Figure I.

Computational Modelling of Cross-modal Interactions.

(A–C) The first row depicts a schematic representation of different causal structures in the environment. S_A, S_V, and S_AV represent sources of auditory, visual, or cross-modal stimuli, and X_A and X_V indicate the respective sensory representations (e.g., time or location). The bottom row depicts the probability distributions of these sensory representations derived from the Bayesian model. (A) Assuming separate sources (C=2) leads to independent estimates for auditory and visual stimuli, with the optimal value matching the most likely unimodal response. (B) Assuming a common source (C=1) leads to fusion of the two sensory signals. The optimal Bayesian estimate is the combination of both auditory and visual input, each weighted by its relative reliability. (C) In Bayesian Causal Inference, the two different hypotheses about the causal structure (e.g., one or two sources) are combined, each weighted by its inferred probability given the auditory and visual input, known as model averaging.

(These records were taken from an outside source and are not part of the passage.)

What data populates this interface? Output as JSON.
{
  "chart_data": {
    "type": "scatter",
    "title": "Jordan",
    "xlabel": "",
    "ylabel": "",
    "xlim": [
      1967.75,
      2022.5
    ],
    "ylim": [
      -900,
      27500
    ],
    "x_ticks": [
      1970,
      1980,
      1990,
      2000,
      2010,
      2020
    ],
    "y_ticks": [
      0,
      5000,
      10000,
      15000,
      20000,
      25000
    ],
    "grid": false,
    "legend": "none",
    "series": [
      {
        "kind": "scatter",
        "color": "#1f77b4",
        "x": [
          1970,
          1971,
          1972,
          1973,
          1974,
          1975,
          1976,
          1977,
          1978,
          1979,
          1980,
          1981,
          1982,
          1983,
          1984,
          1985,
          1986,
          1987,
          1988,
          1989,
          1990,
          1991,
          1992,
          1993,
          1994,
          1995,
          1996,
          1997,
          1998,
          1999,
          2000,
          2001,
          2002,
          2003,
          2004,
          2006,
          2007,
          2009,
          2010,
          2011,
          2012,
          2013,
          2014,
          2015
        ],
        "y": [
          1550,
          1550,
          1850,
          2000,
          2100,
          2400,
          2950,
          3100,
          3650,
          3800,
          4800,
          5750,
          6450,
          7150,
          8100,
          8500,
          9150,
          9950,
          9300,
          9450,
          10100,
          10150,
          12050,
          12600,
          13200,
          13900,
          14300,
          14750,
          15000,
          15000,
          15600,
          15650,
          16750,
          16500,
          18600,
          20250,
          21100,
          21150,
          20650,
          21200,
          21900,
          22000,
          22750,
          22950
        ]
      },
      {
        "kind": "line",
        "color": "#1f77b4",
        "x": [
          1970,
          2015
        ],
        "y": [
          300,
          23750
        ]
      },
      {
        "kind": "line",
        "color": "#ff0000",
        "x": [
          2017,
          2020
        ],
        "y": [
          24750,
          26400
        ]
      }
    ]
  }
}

The optimal stimulus estimate is a mixture of the unimodal and fused estimates. (D–F) Schematized temporal relations between two stimuli. (D) When stimuli are presented with large temporal discrepancy, they are typically perceived as independent events and are processed separately. (E) When auditory–visual stimuli are presented with no or little temporal discrepancy, they are typically perceived as originating from the same source and their spatial evidence is integrated (fused). (C) When the temporal discrepancy is intermediate, causal inference can result in partial integration: the perceived timings of the two stimuli are pulled towards each other but do not converge.